We do not need a strong man. Locking arms will do.
Remember how you win at Jenga? The tower’s stability depends on its center of gravity. Trust is gravity: it pulls meaning back toward shared reality.
I hope we see each other there.
Ecclesiastes 4:9–12
Two are better than one, because they have a good return for their labor:
If either of them falls down, one can help the other up.
But pity anyone who falls and has no one to help them up.
Also, if two lie down together, they will keep warm.
But how can one keep warm alone?
Though one may be overpowered, two can defend themselves.
A cord of three strands is not quickly broken.
On the subject of rebuilding from epistemic collapse, I think Andi’s contributions to our book, Why Everything That Doesn’t Matter, Matters So Much have much to offer.
Click image for deep discount hardcover and Kindle options.

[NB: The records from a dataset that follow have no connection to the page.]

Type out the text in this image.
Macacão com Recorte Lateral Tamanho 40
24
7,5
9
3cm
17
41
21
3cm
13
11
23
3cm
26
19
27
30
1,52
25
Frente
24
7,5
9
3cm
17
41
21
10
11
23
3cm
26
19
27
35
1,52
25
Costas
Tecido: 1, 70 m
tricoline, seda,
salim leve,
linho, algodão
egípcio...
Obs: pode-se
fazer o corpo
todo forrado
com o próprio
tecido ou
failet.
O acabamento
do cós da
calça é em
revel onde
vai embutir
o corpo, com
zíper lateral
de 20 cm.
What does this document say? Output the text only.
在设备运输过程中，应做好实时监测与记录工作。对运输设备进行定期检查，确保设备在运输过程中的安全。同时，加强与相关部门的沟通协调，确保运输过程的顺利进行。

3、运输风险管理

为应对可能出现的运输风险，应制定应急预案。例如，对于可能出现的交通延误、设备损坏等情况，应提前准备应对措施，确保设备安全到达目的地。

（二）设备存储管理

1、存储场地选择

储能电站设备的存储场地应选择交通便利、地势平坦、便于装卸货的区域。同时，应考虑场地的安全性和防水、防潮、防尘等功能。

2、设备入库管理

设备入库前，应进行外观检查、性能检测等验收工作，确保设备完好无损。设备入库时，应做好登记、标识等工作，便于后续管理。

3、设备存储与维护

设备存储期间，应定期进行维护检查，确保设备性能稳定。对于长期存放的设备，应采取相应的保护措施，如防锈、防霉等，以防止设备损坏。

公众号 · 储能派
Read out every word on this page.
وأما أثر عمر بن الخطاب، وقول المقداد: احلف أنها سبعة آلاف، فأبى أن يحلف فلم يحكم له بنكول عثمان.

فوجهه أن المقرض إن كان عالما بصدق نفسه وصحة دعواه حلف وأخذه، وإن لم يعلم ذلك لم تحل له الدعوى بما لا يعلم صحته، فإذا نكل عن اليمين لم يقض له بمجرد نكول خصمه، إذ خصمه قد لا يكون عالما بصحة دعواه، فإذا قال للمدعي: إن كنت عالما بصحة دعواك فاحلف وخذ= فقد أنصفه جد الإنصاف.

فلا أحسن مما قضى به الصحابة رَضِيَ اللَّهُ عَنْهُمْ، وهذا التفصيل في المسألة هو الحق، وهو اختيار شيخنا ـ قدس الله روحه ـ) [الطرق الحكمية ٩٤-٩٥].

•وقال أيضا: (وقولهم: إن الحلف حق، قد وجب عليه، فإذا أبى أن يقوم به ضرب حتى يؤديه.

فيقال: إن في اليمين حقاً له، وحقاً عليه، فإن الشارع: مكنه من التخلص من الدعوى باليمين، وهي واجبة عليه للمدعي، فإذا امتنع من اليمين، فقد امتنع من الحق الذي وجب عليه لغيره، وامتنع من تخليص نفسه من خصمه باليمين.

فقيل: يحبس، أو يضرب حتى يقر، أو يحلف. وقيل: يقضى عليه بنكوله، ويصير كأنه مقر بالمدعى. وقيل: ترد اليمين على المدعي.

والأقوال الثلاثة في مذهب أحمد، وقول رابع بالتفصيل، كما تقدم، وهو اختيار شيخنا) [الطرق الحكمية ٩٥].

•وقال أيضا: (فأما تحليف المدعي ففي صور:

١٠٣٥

Audio at regular price.
Join me along with author Tamara Saviano as we reflect on our lives in the music industry and the many gifted musicians we’ve crossed paths with. Music journalist Nancy Posey will be facilitating the discussion. This coming Saturday, October 18th, in the Wolf Room at The Tennessee State Museum. 4-5PM. Click image for more info, such as parking and other authors who will be speaking.






Charlie, what is your definition of "Christian Nationalism?" I spent some time last weekend looking into this and Homeland Security, secular writers and Christian writers have descriptions, but none matched. What was consistent is use of the term in a derogatory fashion by journalists. What is your definition of Christian Nationalism?
Thanks for this entire reflection, Charlie! Your insights cast a slant of light across a lifelong conundrum that I can't help but keep at the forefront of my teaching, my creative life, and my relationships...or try to. I keep working at it--it's all I know to do--imperfect though my attempts may be.
I keep coming back to this:
"When we believe our reality is reliable and our neighbor’s is not, we’re likely to end up at epistemic closure....This is where the door of communication shuts, and competing realities can no longer engage in dialogue (unless the individuals involved are inquisitive, respectful, empathetic, and willing to keep knocking and talking)."
"When we believe our reality is reliable and our neighbor's is not...the door of communication shuts."
While there may not always be a way to open a shut door, I find I can't stop wanting communication, a door cautiously opened just a crack by curiosity that invites us to to lean in and listen, to experience a spark of wonder in another person. The simple question, "What's it like in your world?" is all we need to start, yet what a dangerous question that is when we feel so protective or our own constructed and fought for realities.
I think of pieces I've been impacted by and have sometimes had conversations about with my students that continue to inform how I live. Fran Peavey's "Us and Them." Chimamanda Adichie's "The Danger of a Single Story." Celeste Headlee's "10 Ways to Have a Better Conversation." J.R. Jamison's memoir "Hillbilly Queer" and his wonderful community building work through The Facing Project.
I think, too of Thomas Merton and his experience in Louisville, recognizing "that we could not be alien to one another even though we were total strangers" and the yearning I feel every time I read the sentence, "There is no way of telling people that they are all walking around shining like the sun."
Yet we are all, each of us, all the time, "walking around shining like the sun."
Thanks for your added perspective, and for framing with language that helps me better understand this present moment while working, always, for ways to build community, keep the doors open when I can.